C and I ( she had had her keyhole surgery on the Friday) were now firm friends. It was during one of our conversations about the fact that I would be having follow up chemo, that I learned that she had had chemo following breast cancer. She told me about the wigs you could have to wear, and showed me a picture of herself with long hair before her chemo therapy, one taken after she had her hair cut very short for the chemo, and a recent one at a wedding. All of her photos were on an iPhone. I was very impressed by not only the quality of the pictures but the iPhone itself. Hmm, I thought. I wonder if I could get one when our current contract runs out? I was very impressed.
During Friday night, we had a scare. The fire alarm went off. It didn’t scare me as I was already awake, but C nearly jumped out of her skin. It seemed ages before the fire brigade arrived to turn it off. It turned out it was a resident up in the Penthouse suite who had accidentally knocked the alarm whilst showering. ( Yes readers, this Burley Suite has a sort of hotel on the top floor where people can stay.)
The weekend flew by. I still wasn’t eating much, I still wasn’t sleeping very well, spending large amounts of time at night walking around the corridors and usually frightening the nurses as they sat at their station.
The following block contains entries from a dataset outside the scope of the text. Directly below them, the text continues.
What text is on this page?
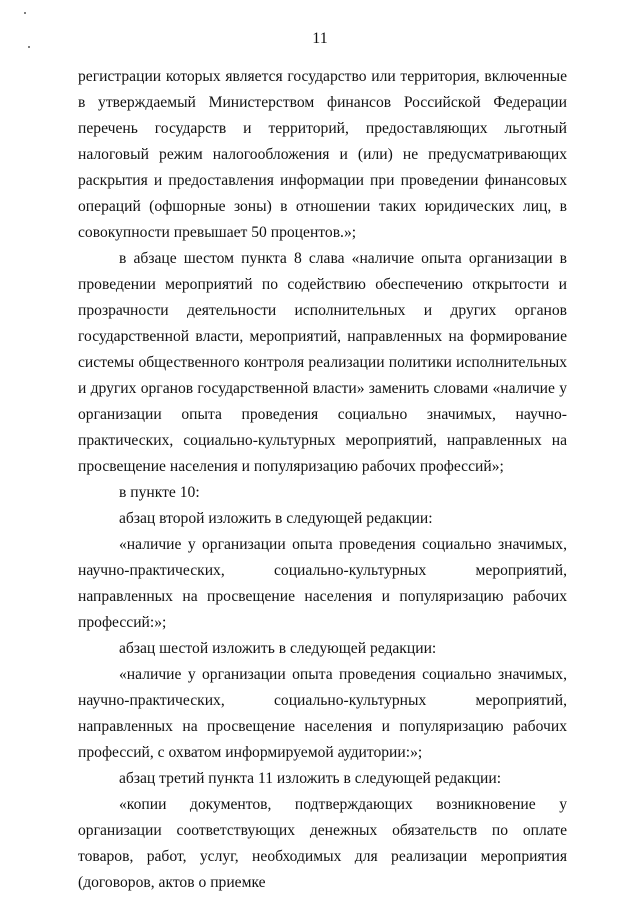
11

регистрации которых является государство или территория, включенные в утверждаемый Министерством финансов Российской Федерации перечень государств и территорий, предоставляющих льготный налоговый режим налогообложения и (или) не предусматривающих раскрытия и предоставления информации при проведении финансовых операций (офшорные зоны) в отношении таких юридических лиц, в совокупности превышает 50 процентов.»;

в абзаце шестом пункта 8 слава «наличие опыта организации в проведении мероприятий по содействию обеспечению открытости и прозрачности деятельности исполнительных и других органов государственной власти, мероприятий, направленных на формирование системы общественного контроля реализации политики исполнительных и других органов государственной власти» заменить словами «наличие у организации опыта проведения социально значимых, научно-практических, социально-культурных мероприятий, направленных на просвещение населения и популяризацию рабочих профессий»;

в пункте 10:

абзац второй изложить в следующей редакции:

«наличие у организации опыта проведения социально значимых, научно-практических, социально-культурных мероприятий, направленных на просвещение населения и популяризацию рабочих профессий:»;

абзац шестой изложить в следующей редакции:

«наличие у организации опыта проведения социально значимых, научно-практических, социально-культурных мероприятий, направленных на просвещение населения и популяризацию рабочих профессий, с охватом информируемой аудитории:»;

абзац третий пункта 11 изложить в следующей редакции:

«копии документов, подтверждающих возникновение у организации соответствующих денежных обязательств по оплате товаров, работ, услуг, необходимых для реализации мероприятия (договоров, актов о приемке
Just a good job I didn’t have a white nightgown!
Both C and I were going home on Monday. After breakfast, we packed our suitcases and were ready for the off. My transport arrived and C and I promised to go for a coffee if we bumped into each other when she came to our town, as she frequently did.
The journey home was uneventful. The ambulance driver carried my suitcase upstairs for me, and I then spent time unpacking and putting all my things away. It was strange to be back home. I longed for K’s return in the afternoon. It was no fun being home alone.